Of course, insinuating that my interest in GCE stems simply from observing deficits in that domain while working in the American South would be incomplete. Early on, my life affixed some pretty powerful blinders to my eyes. My parents, both elementary school educators, settled our family on Long Island to avoid my brother and I attending New York City’s public schools. True to its well-advertised statistics, the school system they chose bred copious Ivy League acceptances and sent nearly all its students to four-year colleges. Our school produced two other interrelated crops: white privilege and limited understanding of cultural difference. Due to spending my formative years on Long Island, I was initially oblivious to those concepts. Including the college semester when I lived in Italy, my four undergraduate years at New York University might have reinforced my ignorance of cultural difference, not counteracted it.

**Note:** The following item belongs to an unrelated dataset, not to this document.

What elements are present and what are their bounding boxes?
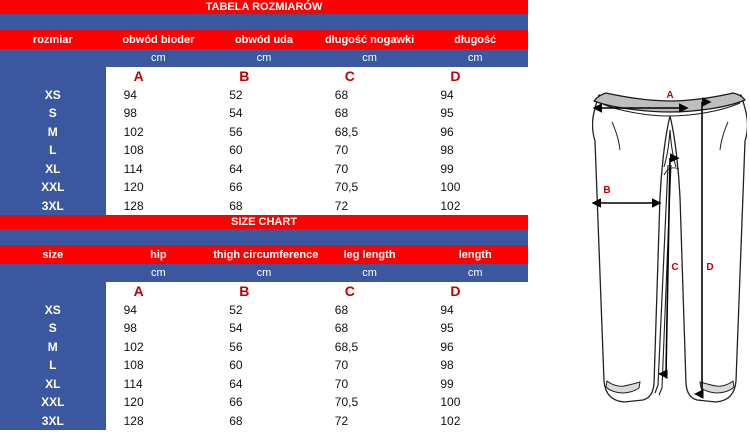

Ironically, that small North Carolina town developing my worldview more than living in the planet’s most populous and diverse city did. If not for attending a community college lecture during my first year teaching in North Carolina, I probably would not have developed my commitment to GCE. The speaker exhorted K-12 educators to globalize curricula and pedagogy. He told us to read Thomas Friedman’s The world is flat: A brief history of the 21st-century instead of Harry and Rosemary Wong’s First days of school: How to be an effective teacher. I thought about the teachers I worked alongside, many of whom treated photocopied worksheets and student engagement as synonyms. Then, I realized similarities between the New York schools I attended and the North Carolina schools where I taught. Both focused inwardly, constructing cultural bubbles that impeded students from forming broad or inclusive worldviews. I felt compelled to learn how to penetrate those bubbles. In 2008, a solution materialized. My school district began preparations to implement International Baccalaureate programmes, which are designed, among other outcomes, to develop global citizens. En route to epiphany, the district chose me as the new programme’s first teacher. I received incomparable professional development. Within two years, the superintendent tapped me to implement and direct a three-school International Baccalaureate partnership to accommodate our overflowing wait list. Our programmes doubled in popularity in fewer than three years. Our students led the state in standardized test scores; our seniors led the county by orders of magnitude in every college acceptance and scholarship metric. In 2013, my boss credited our International Baccalaureate programmes as a major reason why he won the state’s superintendent of the year award.

Amid the excitement of families and local media celebrating our successes, I realized that we did not know what we were doing. We talked about creating global citizens, but none of us could define what that meant or measure progress toward that goal. We just assumed we were doing good things. We served a non-representative 7% of the county’s students, so I built a coalition of stakeholders who wanted full participation, not just students from our affluent suburbs. A rival faction, including some of the teachers who I had trained, wanted to restrict access for select students. As this debate intensified in frequency and contentiousness, I realized that I lacked the skills to win hearts and minds in order to move the programme forward. I needed to learn more about how to define, measure, and scale up GCE so it would not belong to a select few. My partner and I packed up our daughters (then ages 5 years and 10 months) to drive nearly 2,800 miles across so I could study at the University of Oregon.

I have maintained professional proximity to this construct for nearly a decade as an internationally focused secondary-school educator and administrator, plus now as a researcher. These experiences drive my singular contention: any school that does not prepare students to be global citizens is failing to serve its community adequately.